Digital Base Camp Linde's Digital Strategy Gathers Momentum
Lots of companies are talking about the digital transformation. But how do you turn theory into practice? Gas specialist Linde shows how it can be done with its Digital Base Camp which combines the look and feel of a start-up with the know-how of the company's core business. The entrepreneurial spirit brings urgency, while experts from the different business units offer a reality check. PROCESS was offered insight into the work and its first projects.
Linde's digital strategy is slowly taking shape. Almost a year after the Digital Base Camp was opened on the Linde premises in Pullach, the first results are flowing in: A virtual reality application for the training of plant personnel. With VR goggles and handheld controllers, users can beam themselves into the 3D model of a plant, where they can walk around, study valves and compressors in detail from all sides and test their functions. The second project is the Linde Plantserv Portal, an ordering platform for customers of Linde Engineering that shall do nothing less than revolutionize spare parts procurement. And further projects are in the pipeline.
At the Heart of Developments
40 projects have passed through the Digital Base Camp, explains Philipp Karmires, Head of Digitization at Linde. Six of these are in the rollout phase, seven are running as pilot projects. The former Google manager appears young for his years, speaks quickly and thinks just as quickly. Since last August he has been "Mr.

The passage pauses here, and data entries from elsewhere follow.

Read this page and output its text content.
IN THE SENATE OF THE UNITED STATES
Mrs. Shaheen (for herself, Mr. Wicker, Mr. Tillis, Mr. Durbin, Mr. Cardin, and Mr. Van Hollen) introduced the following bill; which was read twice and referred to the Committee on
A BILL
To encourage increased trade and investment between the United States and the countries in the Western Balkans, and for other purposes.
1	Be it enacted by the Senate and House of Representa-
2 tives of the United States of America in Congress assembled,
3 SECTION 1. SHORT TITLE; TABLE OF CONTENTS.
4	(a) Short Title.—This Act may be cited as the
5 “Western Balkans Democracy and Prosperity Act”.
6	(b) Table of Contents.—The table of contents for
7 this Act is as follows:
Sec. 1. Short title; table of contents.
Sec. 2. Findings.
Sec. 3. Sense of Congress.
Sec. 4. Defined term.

Digital" at Linde, where he is tasked with making the company, a gas and plant engineering specialist that is now over 100 years old, fit for the digital future.

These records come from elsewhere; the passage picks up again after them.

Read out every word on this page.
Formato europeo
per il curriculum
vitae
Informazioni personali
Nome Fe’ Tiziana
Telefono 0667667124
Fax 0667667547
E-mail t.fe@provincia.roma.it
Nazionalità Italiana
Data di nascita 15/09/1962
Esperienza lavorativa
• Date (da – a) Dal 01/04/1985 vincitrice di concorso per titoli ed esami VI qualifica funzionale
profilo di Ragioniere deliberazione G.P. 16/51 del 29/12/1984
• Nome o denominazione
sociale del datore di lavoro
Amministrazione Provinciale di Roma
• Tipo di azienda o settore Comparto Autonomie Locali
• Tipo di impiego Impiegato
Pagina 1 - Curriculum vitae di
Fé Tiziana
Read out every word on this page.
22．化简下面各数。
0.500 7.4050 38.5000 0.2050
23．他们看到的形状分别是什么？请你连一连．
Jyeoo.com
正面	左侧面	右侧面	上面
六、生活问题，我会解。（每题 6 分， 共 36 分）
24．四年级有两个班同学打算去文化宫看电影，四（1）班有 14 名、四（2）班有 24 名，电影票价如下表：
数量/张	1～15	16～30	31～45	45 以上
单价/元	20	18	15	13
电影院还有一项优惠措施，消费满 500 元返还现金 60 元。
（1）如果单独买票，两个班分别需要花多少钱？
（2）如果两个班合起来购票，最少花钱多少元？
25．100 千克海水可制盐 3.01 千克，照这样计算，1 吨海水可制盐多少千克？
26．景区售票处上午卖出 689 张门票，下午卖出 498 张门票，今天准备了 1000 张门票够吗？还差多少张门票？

The location of the Base Camp in the heart of the developed factory premises in Pullach was chosen quite deliberately: A rather modest-looking building with the feel of a workshop, it was simply spruced up with a bit of paint in the interior rooms, a few partition walls and some seating areas – but nothing more in terms of refurbishment, emphasizes Karmires. He admits that it is not the most elegant or stylish building on the site. But he wants people to understand that he chose the site as a message: The team is an integral part of the greater whole, and not a detached group that potters about well away from the day-to-day business of the company.
And this is also why the members of the digitization team also include people whose daily business would have previously in been the classic core business of Linde. To these, he has added data specialists, software developers and experts who have joined Linde from the digital industry.
Acting on Suggestions from the Business Units
"In a large corporation, it is important to work closely with the business side of things," he explains, before adding that the impact of senior experts is absolutely necessary and a vital prerequisite for acceptance. Suggestions for the projects also come from the different business units. Here, the relevant business unit always acts as the business owner. This is also where the funding comes from, and – importantly – also some of the team members.
Everything that is accepted is followed through by the project team over the course of three months in a typical accelerator process. "Don't talk, just do" is the motto. Every project that is selected is given start-up funding. A prototype has to be on the table within a maximum of three months. This limited time frame generates a certain amount of pressure and thus acts as a boost to creativity, says Karmires, adding that it is important to take advantage of the window of opportunity. "This is something that digital companies do as well."
But how do you go from the prototype to the project? For Julien Brunel, Head of Digitization in the Engineering Division of Linde, the Linde Plantserv Portal is the perfect blueprint. In just seven months, the project team has got the portal off to a flying start. It is important to adhere to the speed of the accelerator process. This is why the Base Camp Team utilizes agile project methods, which in itself already represents a change for an engineer like himself, who is accustomed to structured project plans, admits Brunel.
"We also have to adapt our processes at Linde," he emphasizes. This applies not only to project management, but also to the involvement of external know-how. For example, customers were involved from the start in the development of the service portal. The Base Camp has now also evolved into an export hit, and Karmires has been heading up a team in Singapore since the fall. Here, Linde aims to develop and trial global products and services that are specifically designed to take advantage of the fact that customers in Asian markets have a special affinity to technological innovations.